While the damages awarded were in a sense heavy, after taking into consideration the physical injury and suffering, plaintiff's physical and mental condition before the injury and his reasonable expectancy of life, together with the financial loss by reason of loss of earning capacity, and depreciated value of money as a medium of exchange at the time of the award of the damages and now, we are not convinced that the damages awarded are so excessive as to justify interference by this court. In normal times judgments awarding larger damages have been sustained for injuries no more serious than those here shown. Huggins v. A. C. L. R. R. Co., 96 S.C. 267, 79 S.E. 406; Hughes v. Harbor S. B. S. Ass'n, 131 A.D. 185,115 N.Y. Supp. 320; Zibbell v. So. Pac. Co., 160 Cal. 237,116 P. 513; Tex. Pac. Ry. Co. v. Matkin (Tex.Civ.App.)142 S.W. 604; Id., 107 Tex. 125, 174 S.W. 1098; McMahon *11 v. Ill. Cent. Ry. Co., 127 Minn. 1, 148 N.W. 446; St. L. I. M. S. Ry. Co. v. Webster, 99 Ark. 265, 137 S.W. 1103, 1197, Ann. Cas. 1913B, 141; Houston T. C. R. Co. v. Gray (Tex.Civ.App.) 137 S.W. 729; Reeve v. Colusa Gas Electric Co.,152 Cal. 99, 92 P. 89; Penn. Co. v. Barton, 130 Ill. App. 573; Huggard v. Glucose Sugar Refining Co., 132 Iowa, 724,109 N.W. 475; Waters-Pierce Oil Co. v. Snell, 47 Tex. Civ. App. 413,106 S.W. 170; Padrick v. Gr. North. Ry. Co., 128 Minn. 228,150 N.W. 807, L.R.A. 1915F, 1; Otos v. Gr. North. Ry. Co.,128 Minn. 283, 150 N.W. 922, affirmed, 239 U.S. 349,36 Sup. Ct. 124, 60 L. Ed. 322; Hackett v. Chi. I. L. Ry. Co., 170 Ill. App. 140; Id., 228 U.S. 559, 33 Sup. Ct. 581, 57 L. Ed. 966; Whitehead v. Wis. Cent. Ry. Co., 103 Minn. 13, 114 N.W. 254,467; Yazoo M. V. R. Co. v. Wallace, 91 Miss. 492, 45 So. 857; St. L. S.W. Ry. Co. v. Waits (Tex.Civ.App.)164 S.W. 870.

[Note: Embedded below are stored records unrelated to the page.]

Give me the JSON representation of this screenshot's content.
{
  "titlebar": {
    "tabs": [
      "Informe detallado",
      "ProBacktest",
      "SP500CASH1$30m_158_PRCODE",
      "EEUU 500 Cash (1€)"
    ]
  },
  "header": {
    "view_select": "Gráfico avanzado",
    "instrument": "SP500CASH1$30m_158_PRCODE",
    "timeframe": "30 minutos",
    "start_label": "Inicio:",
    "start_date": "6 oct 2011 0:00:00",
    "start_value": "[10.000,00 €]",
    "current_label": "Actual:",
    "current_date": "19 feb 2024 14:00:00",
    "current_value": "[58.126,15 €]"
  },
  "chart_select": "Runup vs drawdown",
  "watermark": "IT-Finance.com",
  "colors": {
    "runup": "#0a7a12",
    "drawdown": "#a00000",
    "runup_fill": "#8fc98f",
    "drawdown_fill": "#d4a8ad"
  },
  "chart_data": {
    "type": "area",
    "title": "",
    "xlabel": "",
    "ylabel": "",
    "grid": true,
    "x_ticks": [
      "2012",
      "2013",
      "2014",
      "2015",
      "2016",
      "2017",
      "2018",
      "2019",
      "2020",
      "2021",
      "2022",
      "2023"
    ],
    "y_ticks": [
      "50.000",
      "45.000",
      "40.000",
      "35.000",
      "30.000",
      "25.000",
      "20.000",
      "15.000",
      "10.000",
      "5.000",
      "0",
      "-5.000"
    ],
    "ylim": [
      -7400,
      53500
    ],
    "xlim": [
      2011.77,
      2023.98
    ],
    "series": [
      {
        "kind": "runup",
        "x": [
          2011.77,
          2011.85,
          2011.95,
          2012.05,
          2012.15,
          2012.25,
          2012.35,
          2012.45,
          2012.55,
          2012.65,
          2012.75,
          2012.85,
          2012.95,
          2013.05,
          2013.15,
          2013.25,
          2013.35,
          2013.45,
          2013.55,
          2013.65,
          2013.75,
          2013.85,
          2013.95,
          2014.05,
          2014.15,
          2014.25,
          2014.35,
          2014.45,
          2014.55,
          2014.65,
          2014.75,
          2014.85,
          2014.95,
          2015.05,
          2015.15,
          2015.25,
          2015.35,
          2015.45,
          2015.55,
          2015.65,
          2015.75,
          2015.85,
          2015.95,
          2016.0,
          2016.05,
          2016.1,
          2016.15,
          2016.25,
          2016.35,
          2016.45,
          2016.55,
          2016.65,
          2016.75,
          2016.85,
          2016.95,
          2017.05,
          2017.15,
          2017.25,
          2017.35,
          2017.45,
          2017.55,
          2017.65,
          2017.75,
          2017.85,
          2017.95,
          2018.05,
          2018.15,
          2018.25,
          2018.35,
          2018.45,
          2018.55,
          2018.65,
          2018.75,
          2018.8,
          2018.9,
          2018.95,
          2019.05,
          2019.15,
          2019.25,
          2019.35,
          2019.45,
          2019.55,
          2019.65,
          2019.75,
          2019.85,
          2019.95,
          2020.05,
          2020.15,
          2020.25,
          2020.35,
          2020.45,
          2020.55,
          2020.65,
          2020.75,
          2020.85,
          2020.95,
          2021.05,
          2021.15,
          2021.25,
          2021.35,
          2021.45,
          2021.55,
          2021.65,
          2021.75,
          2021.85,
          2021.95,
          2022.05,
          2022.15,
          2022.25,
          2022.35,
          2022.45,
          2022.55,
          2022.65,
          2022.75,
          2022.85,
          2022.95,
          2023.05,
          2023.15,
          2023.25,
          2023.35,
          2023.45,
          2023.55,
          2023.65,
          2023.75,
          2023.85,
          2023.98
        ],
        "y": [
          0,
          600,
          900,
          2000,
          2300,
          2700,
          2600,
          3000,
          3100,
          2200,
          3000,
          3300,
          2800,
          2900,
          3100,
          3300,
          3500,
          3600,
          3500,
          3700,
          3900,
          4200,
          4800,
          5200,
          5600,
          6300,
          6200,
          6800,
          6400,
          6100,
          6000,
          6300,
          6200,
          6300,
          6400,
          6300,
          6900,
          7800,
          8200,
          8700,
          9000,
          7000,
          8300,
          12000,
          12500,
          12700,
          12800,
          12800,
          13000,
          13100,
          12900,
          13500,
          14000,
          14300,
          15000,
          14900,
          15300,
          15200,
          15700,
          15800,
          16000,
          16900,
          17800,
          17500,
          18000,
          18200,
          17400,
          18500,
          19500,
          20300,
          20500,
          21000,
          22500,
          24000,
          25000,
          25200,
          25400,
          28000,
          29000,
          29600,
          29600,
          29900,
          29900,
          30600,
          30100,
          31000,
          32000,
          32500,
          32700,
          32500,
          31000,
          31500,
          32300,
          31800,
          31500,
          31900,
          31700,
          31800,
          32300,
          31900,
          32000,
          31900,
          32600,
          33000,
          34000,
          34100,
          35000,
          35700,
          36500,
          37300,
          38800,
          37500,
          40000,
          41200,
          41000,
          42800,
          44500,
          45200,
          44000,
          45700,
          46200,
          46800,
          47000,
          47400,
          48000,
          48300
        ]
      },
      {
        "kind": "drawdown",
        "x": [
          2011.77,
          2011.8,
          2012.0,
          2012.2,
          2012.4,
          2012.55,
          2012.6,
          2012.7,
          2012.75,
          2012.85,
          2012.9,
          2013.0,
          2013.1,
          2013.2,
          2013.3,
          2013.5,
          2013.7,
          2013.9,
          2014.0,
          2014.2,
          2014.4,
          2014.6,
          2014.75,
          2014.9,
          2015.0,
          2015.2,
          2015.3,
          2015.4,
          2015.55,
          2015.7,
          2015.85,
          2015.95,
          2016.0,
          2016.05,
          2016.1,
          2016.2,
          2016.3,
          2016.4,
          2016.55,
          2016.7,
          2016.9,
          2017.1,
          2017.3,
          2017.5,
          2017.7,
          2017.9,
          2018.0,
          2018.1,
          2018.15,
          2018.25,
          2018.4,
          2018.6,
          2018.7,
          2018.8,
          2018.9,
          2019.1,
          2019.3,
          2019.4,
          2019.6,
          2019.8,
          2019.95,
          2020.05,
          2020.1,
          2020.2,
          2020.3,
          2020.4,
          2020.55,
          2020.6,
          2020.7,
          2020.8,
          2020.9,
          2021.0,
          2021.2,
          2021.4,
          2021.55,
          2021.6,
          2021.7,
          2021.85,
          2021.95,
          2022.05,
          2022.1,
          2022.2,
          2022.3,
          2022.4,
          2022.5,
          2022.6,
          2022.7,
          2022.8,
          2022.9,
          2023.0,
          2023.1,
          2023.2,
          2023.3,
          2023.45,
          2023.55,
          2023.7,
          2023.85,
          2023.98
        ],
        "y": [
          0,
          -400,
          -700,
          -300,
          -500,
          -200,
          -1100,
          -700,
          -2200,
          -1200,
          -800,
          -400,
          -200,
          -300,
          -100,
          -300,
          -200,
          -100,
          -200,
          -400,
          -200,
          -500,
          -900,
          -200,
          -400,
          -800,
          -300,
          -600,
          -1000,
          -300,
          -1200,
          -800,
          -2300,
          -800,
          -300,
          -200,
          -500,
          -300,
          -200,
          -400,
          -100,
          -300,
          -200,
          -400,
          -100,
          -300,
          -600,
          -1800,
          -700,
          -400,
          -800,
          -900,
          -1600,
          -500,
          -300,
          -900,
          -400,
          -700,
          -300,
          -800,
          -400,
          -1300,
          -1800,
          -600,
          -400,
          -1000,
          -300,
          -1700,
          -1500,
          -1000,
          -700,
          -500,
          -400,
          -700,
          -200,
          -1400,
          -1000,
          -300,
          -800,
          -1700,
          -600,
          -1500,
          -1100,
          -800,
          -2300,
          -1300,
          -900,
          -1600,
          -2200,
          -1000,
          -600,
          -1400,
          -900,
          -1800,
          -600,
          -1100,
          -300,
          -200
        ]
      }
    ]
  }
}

In the case of L. N. R. R. Co. v. Williams, 183 Ala. 138,62 So. 679, Ann. Cas. 1915D, 483, this court affirmed a judgment awarding $27,000 for an injury not as serious as the injuries in this case, and at that time the dollar had double its present purchasing power. It was there observed:

"These verdicts, it is freely conceded, do not illustrate the average conceptions of juries, as shown by the general run of the cases reviewed in the two notes referred to, and in the brief for appellant. But, as noted by the editor of Annotated Cases (16 Ann. Cas. 10), the tendency in recent years has been for verdicts to award, and appellate courts to sustain, increasingly larger sums as compensation for personal injuries. This is attributable, no doubt, to the greatly decreased purchasing power of a dollar, as exemplified in the rise in the price of nearly all commodities, and the enormous increase in the cost of living; and, in some measure, perhaps, to a higher regard for human life and the value of physical efficiency."

See, also, Cent. of Gas Ry. Co. v. White, 175 Ala. 62,56 So. 574.

The jury and the trial court had the opportunity of seeing and observing the plaintiff while he was testifying as a witness, and were in a better position to determine whether or not his condition was feigned or real; and after a careful consideration of the evidence in this record, we find no just reason for disturbing the verdict. Ray v. Watkins, 203 Ala. 683,85 So. 25, and authorities there cited. Other questions are fully dealt with in the original opinion.

The rehearing is therefore granted, the judgment of reversal set aside, and the judgment of the circuit court is affirmed.

SOMERVILLE, GARDNER, and THOMAS, JJ., concur.

SAYRE, J., concurs in the opinion as to the rules of substantive law, but holds that the verdict is excessive and for this reason the judgment should be reversed.

ANDERSON, C. J., and McCLELLAN, J., dissent, adhering to the views expressed in the original opinion.